Thomas Gulz Interview: Orgeleuropameister und Buchautor

Thomas Gulz Interview: Orgeleuropameister und Buchautor

Thomas und ich kennen uns schon seit vielen Jahren, weil wie beide Mitglieder in der Deutschen Sinatra Society sind. Außerdem verbindet uns eine gemeinsame Leidenschaft, nämlich der Jazz.

 

Thomas hat jetzt ein Buch geschrieben, mit dem Titel „Heiße Tasten-Anekdoten aus einem Leben mit Musik“. Thomas ist seit 50 Jahren Musiker und ist sehr versiert auf der Orgel.
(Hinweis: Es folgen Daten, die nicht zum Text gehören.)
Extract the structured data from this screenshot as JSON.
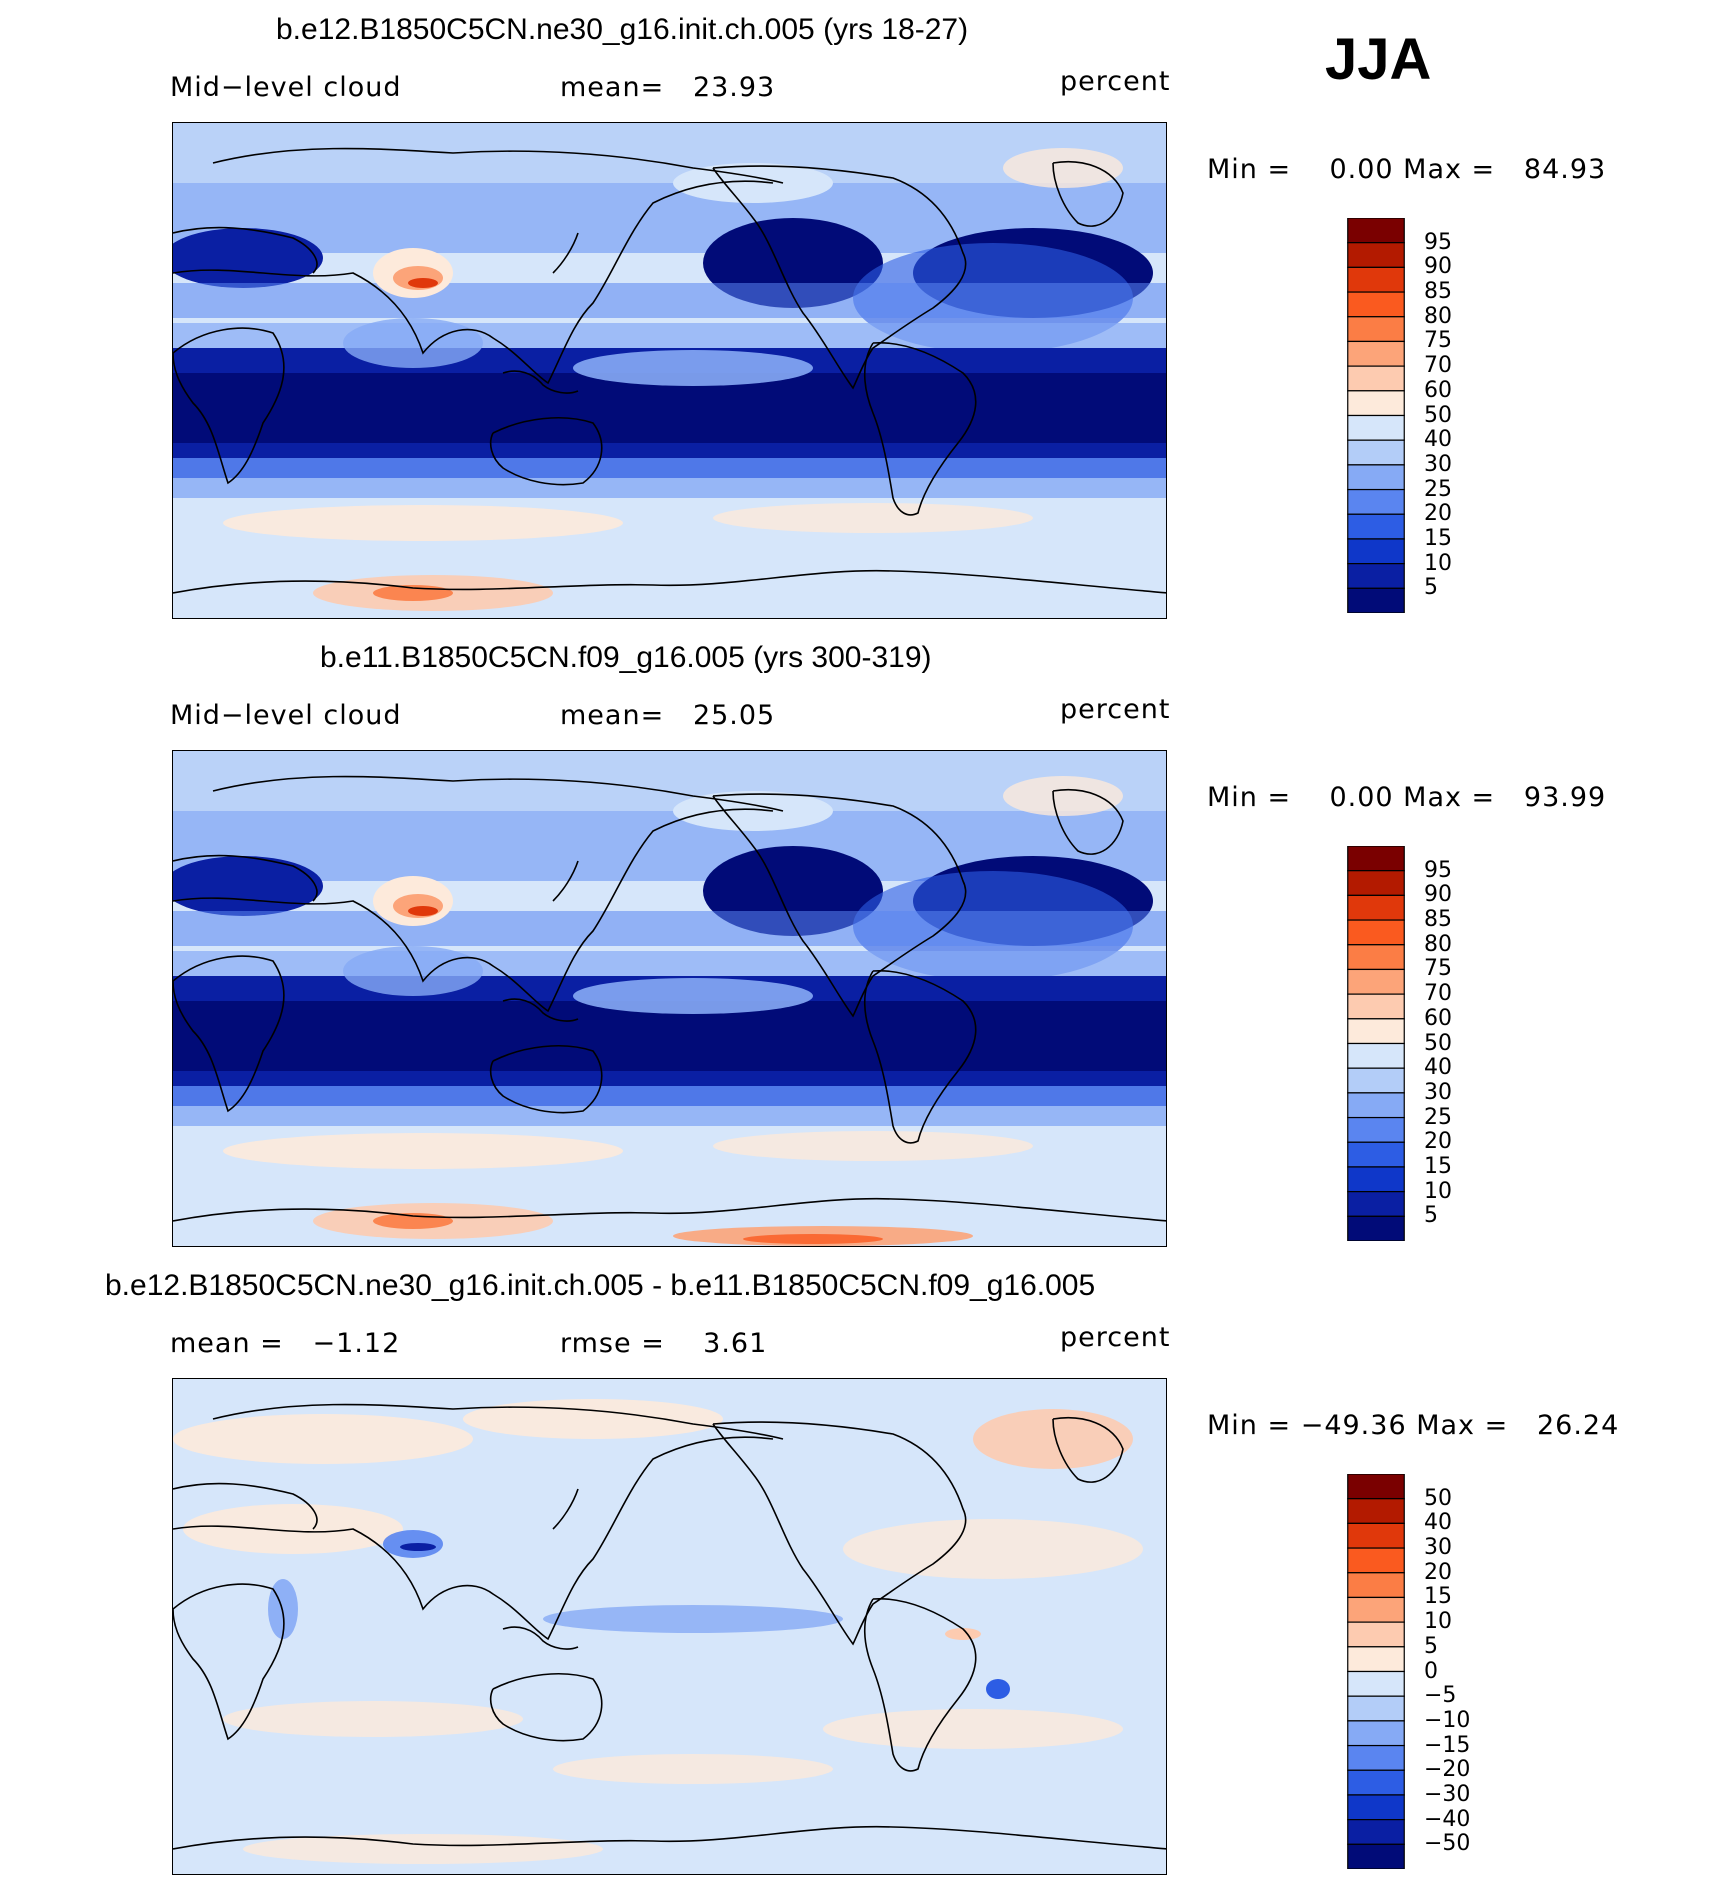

Im Jahr 1981 wurde er Europameister in einem Orgelwettbewerb von Yamaha. Thomas ist zwar hauptberuflich Jurist, doch verbringt er fast jede freie Minute mit Auftritten oder Konzerten am Klavier oder an der Orgel.

 

Das Buch könnt ihr hier erwerben:

 

Gulz | Heisse Tasten | 1. Auflage | 2023 | beck-shop.de

 

Darin schildert Thomas seinen Werdegang und diverse vergnügliche Anekdoten über Auftritte, die gut oder auch schlecht liefen. Dabei kann man einiges lernen, welche Fehler man als Musiker und Veranstalter nicht machen sollte.

 

Das Interview haben wir live im Mai 2023 in Nürnberg geführt. Ich wünsche euch viel Spaß beim Lesen. Das Interview gliedert sich in zwei Bereiche. Im ersten Teil reden wir über Frank Sinatra, im zweiten Teil über den Jazz.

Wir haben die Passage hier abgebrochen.